「パートの失業給付、「退職勧奨」で不利益も」

■パートの失業給付、「退職勧奨」で不利益も
 (2010年3月17日『読売新聞』)
http://www.yomiuri.co.jp/komachi/news/20100317-OYT8T00193.htm
◇即答せずに情報収集を
 会社の倒産や解雇などで失業に直面した時、雇用保険の失業給付(基本手当)は再就職までの安全網だ。
 パート労働者の場合、短期の契約を繰り返したり、保険に加入していたかわからなかったりして、給付に不安を感じることもあるだろう。制度をしっかり理解しておきたい。
 パートの事務員として働くA子さん(58)は2月下旬、契約期間の満了を前に会社から「人員削減のため2月末で退職し、必要人数を募集するので再度応募するように」と伝えられた。指示に従い退職し、再応募したが「採用されなければ失業。失業給付を受ける時に不利になるのでは」と不安を募らせる。
 失業給付は、雇用保険に加入していた労働者が失業時、生活を心配せずに仕事を探し、再就職できるよう現金を給付する仕組み。支給額は離職した日の直前6か月の賃金(賞与などを除く)の約45~80%、日数は勤続年数、離職時の年齢、離職理由によって決まる。
 自分の意思(自己都合)で離職する人は、解雇や倒産など会社都合で離職する人よりも受給要件が厳しいほか、給付開始が会社都合の場合よりも、原則3か月遅くなる。
 パート労働者の加入要件は、1週間の所定労働時間が20時間以上で、雇用見込み期間が6か月以上あること。国は解雇・失業が増えていることを受けて、雇用見込み期間を「31日以上」に緩和するなどの改正案を、今国会に提出している。
 特定社会保険労務士の池田直子さんは「働き続けたいのに労働契約が更新されずに離職した非正規労働者は、『特定理由離職者』として、給付日数を手厚くする暫定措置が昨年から始まっています。A子さんも特定理由離職者と認められるのでは」と話す。「期間満了による離職でも、会社都合の離職と同様に受け取ることができる可能性がある。ハローワークで失業給付の手続きを取る際に、退職の経緯を説明してみて」と助言する。
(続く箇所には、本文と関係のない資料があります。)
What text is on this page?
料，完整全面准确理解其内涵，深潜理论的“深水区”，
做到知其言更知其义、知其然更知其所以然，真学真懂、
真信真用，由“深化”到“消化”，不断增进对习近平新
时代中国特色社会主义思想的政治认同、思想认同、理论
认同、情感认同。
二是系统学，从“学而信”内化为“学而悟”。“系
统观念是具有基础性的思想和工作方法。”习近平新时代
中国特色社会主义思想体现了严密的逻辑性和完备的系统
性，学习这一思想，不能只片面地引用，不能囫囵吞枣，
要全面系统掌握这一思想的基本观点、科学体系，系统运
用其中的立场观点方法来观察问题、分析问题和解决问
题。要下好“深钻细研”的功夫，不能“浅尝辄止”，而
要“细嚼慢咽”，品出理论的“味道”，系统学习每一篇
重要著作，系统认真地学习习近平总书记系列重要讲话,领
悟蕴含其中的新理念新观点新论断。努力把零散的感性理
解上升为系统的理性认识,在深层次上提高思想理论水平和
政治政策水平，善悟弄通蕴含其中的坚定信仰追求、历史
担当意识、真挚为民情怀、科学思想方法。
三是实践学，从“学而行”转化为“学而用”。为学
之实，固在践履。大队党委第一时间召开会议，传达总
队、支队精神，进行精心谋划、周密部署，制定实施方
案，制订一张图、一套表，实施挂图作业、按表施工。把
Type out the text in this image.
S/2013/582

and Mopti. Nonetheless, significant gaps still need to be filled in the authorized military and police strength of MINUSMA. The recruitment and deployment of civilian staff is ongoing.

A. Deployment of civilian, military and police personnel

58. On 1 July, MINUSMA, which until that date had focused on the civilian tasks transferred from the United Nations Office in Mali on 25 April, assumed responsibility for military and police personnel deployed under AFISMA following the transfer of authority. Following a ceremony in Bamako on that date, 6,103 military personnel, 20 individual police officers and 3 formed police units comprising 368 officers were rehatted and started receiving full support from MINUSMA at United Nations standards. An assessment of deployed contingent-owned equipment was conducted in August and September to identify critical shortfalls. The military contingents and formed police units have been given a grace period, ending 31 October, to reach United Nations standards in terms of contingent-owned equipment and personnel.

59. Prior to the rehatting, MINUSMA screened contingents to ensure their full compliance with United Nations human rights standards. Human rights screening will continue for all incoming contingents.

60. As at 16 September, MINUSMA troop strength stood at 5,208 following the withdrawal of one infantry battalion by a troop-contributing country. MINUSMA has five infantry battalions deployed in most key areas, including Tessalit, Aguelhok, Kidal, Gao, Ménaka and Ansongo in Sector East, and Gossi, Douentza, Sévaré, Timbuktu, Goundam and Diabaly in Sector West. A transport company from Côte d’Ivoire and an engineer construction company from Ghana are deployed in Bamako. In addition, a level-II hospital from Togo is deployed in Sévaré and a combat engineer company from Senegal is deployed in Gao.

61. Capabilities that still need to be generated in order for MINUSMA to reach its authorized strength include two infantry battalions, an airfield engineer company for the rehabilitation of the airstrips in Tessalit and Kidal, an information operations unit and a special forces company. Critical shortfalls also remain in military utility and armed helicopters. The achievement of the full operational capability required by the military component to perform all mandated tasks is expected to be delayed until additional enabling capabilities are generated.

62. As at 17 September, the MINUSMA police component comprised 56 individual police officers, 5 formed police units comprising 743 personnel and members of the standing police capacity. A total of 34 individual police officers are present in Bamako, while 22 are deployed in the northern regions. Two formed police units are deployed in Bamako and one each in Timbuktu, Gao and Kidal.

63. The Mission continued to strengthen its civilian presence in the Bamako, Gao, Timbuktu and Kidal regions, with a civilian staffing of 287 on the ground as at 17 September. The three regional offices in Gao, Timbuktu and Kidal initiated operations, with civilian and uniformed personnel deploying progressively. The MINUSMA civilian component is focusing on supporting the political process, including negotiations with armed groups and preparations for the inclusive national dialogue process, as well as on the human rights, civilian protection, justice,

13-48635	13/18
 東京都労働相談情報センターには昨年4月から今年2月まで、雇用保険に関する相談が約4000件寄せられた。非正規労働者は約3割を占め、年々増加傾向だという。
 労働相談係長の関口広行さんによると、最近目立つのが「退職勧奨」に絡む相談という。勤め先から「辞めてもらいたい」と言われただけで「解雇を言い渡された」と思い込み、「分かりました辞めます」と返答して退職届まで書いて離職してしまう。自己都合退職扱いになり、失業給付で不利益を被ったことに後で気付いたという例が相次いでいるという。
 「辞めてほしいと言われてもあわてて即答せず、『家族と相談したい』などと言って、相談窓口などで情報を集める余裕を持って」
 そして失業給付のトラブル回避のために〈1〉雇用契約時に労働条件通知書をもらい、労働条件を確認する〈2〉毎月の給与明細票で保険料が支払われているかを確認し、明細票も保存する〈3〉解雇の場合は退職届を書かないこと――などを勧める。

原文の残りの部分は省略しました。